Die perioperative Behandlungsphase beinhaltet, neben der Belastung durch die Diagnosestellung, die Belastung durch die Operation an sich mit individuell unterschiedlich ausgeprägten Ängsten hinsichtlich des noch zu erwartenden histologischen Befundes und der dementsprechenden weiteren Behandlung. Goerling et al. berichten in einer Untersuchung zum psychosozialen Betreuungsbedarf bei stationären Tumorpatienten bei ca. 40% der Patienten Bedarf an Unterstützung, welcher bei Frauen höher eingeschätzt wurde. Unsicherheiten hinsichtlich des Operationsergebnisses forderten einen höheren Betreuungsbedarf (14).
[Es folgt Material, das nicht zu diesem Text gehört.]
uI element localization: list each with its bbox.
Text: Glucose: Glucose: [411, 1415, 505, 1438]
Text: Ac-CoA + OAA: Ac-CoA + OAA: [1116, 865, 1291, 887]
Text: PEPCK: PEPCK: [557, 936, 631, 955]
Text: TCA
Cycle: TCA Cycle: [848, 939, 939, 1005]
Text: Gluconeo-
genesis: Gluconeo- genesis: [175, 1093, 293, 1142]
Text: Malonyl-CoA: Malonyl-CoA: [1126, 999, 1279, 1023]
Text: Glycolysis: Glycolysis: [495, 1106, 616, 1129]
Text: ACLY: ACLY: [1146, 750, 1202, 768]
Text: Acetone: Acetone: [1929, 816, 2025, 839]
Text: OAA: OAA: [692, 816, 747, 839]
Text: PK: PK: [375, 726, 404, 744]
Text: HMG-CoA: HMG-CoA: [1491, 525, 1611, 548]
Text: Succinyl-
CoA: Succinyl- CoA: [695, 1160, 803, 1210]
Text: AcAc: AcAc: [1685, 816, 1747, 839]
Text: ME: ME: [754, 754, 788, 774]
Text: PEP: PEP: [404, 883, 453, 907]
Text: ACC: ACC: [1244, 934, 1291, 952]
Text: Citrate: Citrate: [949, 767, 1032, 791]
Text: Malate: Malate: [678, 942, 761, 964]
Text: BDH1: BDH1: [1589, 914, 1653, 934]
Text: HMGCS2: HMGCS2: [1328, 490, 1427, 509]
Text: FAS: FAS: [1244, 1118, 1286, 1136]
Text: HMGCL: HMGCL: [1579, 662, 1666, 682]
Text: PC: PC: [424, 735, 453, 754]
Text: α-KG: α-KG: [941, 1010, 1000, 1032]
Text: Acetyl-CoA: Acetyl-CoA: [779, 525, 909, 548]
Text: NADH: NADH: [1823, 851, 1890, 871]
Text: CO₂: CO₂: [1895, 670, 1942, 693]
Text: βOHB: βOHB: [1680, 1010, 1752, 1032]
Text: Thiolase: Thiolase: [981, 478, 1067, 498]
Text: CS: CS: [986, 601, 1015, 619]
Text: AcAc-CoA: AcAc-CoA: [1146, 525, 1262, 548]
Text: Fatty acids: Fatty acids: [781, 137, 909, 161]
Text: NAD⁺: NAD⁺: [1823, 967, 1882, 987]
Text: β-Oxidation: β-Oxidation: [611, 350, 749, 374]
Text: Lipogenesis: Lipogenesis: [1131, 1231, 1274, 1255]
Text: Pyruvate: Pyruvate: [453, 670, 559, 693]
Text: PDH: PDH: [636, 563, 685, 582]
Die Autoren weisen im Hinblick auf die Prävention psychischer Komorbiditäten auf eine frühe psychoonkologische Diagnostik und Intervention hin.

Ziel der vorliegenden Studie ist es, die subjektiv wahrgenommene psychische Belastung und die wahrgenommenen Ressourcen von Brustkrebspatientinnen in der perioperativen Phase, 1-2 Tage nach der Operation, zu untersuchen.

Außerdem soll überprüft werden, ob die Art der Operation (Mastektomie vs. BET) und psychosoziale Ressourcen mit der Stressbelastung in der Akutbehandlungsphase zusammenhängen. Darüber hinaus soll untersucht werden, ob belastete Patientinnen häufiger Gesprächsbedarf haben als weniger belastete Patientinnen.